Was kompliziert klingt, hat auch durchaus seine Grenzen im Vergleich zu „echten“ Treffen und analoger Tanzarbeit. Es läuft alles intensiv über Auge und Ohr, der Kontakt ist begrenzt. Und die 15-jährige Oihane aus dem spanischen Olot spricht allen aus der Seele, wenn sie sagt: „Das allein Tanzen ist so passend für heute. Jeder ist für sich. Die Corona-Krise vereinzelt uns noch mehr.“ Und gleichzeitig sagt sie deutlich: „Tanz hilft mir in diesem Sommer sehr, den Lockdown zu vergessen. Der Austausch mit anderen Jugendlichen aus Europa, denen es ähnlich geht, tut gut.“ Heiner Buchen erwähnt die andere Seite der Medaille: „Intimität ist ein Wort, das im Vergleich zu den Workshops anderer Jahre diesmal sehr häufig gefallen ist. Die One-on-One-Arbeit mit den Choreograf*innen war sehr eng und die Teilnehmer*innen haben sich sehr intensiv und persönlich mit den Themen auseinandergesetzt.“
Auf dem Weg nach Nantes
Aus den vielen kleinen Audio- und Videosequenzen ist jetzt ein Film und jede Menge Diskussionsmaterial entstanden, das im Jahr 2022 auf jeden Fall mit dabei ist und zur vertieften Auseinandersetzung dient, wenn sich die Jugendlichen dann hoffentlich ganz echt und analog auf den Weg nach Nantes machen.

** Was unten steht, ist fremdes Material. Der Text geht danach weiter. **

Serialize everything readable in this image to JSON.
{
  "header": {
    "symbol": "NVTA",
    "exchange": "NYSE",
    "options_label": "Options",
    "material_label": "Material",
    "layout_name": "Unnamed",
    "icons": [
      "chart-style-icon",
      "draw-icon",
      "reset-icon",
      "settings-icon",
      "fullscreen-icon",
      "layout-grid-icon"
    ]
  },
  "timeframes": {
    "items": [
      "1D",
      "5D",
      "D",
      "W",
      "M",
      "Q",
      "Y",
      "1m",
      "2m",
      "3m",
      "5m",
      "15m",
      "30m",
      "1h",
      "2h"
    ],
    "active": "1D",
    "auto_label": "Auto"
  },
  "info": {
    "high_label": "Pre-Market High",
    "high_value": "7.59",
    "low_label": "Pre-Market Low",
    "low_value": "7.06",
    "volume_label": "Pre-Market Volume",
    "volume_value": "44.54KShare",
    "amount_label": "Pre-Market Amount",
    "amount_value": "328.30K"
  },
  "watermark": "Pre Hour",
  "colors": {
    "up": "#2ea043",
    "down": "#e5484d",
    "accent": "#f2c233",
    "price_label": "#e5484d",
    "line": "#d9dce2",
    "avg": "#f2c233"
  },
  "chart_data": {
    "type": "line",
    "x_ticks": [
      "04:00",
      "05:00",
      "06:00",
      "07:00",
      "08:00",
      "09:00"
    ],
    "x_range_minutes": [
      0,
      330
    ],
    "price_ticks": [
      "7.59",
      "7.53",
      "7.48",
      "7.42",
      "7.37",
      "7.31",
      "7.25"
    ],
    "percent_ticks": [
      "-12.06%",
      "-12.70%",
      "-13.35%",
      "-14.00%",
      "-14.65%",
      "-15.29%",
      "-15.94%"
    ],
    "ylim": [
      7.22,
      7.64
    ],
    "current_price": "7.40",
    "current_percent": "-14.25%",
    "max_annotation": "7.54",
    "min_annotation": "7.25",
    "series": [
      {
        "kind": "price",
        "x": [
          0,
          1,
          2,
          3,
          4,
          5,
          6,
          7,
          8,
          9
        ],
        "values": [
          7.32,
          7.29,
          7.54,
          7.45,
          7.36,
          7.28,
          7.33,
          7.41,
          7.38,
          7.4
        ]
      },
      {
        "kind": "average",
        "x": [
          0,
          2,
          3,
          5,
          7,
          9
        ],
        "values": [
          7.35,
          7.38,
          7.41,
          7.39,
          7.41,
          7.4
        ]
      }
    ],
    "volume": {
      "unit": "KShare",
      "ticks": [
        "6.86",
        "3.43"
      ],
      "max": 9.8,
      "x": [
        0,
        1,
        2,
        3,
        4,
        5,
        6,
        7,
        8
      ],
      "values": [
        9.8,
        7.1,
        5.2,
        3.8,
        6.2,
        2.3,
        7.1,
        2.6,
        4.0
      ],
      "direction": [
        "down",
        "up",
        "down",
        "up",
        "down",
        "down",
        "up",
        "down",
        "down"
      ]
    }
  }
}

Das Projekt „Fragil oder die Parabel vom Angelus Novus“ vom Dekanat Saarbrücken/Deutschland, der Association de parrainage-jumelage, Forbach/Frankreich und der Associació d’idees Estiliterârilliure, Sant Jaume de Llierca/Spanien wurde von der BKJ im Rahmen des Deutsch-Französischen Jugendkulturaustauschs begleitet und aus Mitteln des Deutsch-Französischen Jugendwerks (DFJW) im Rahmen der Projektausschreibung „Digital ganz nah“ gefördert.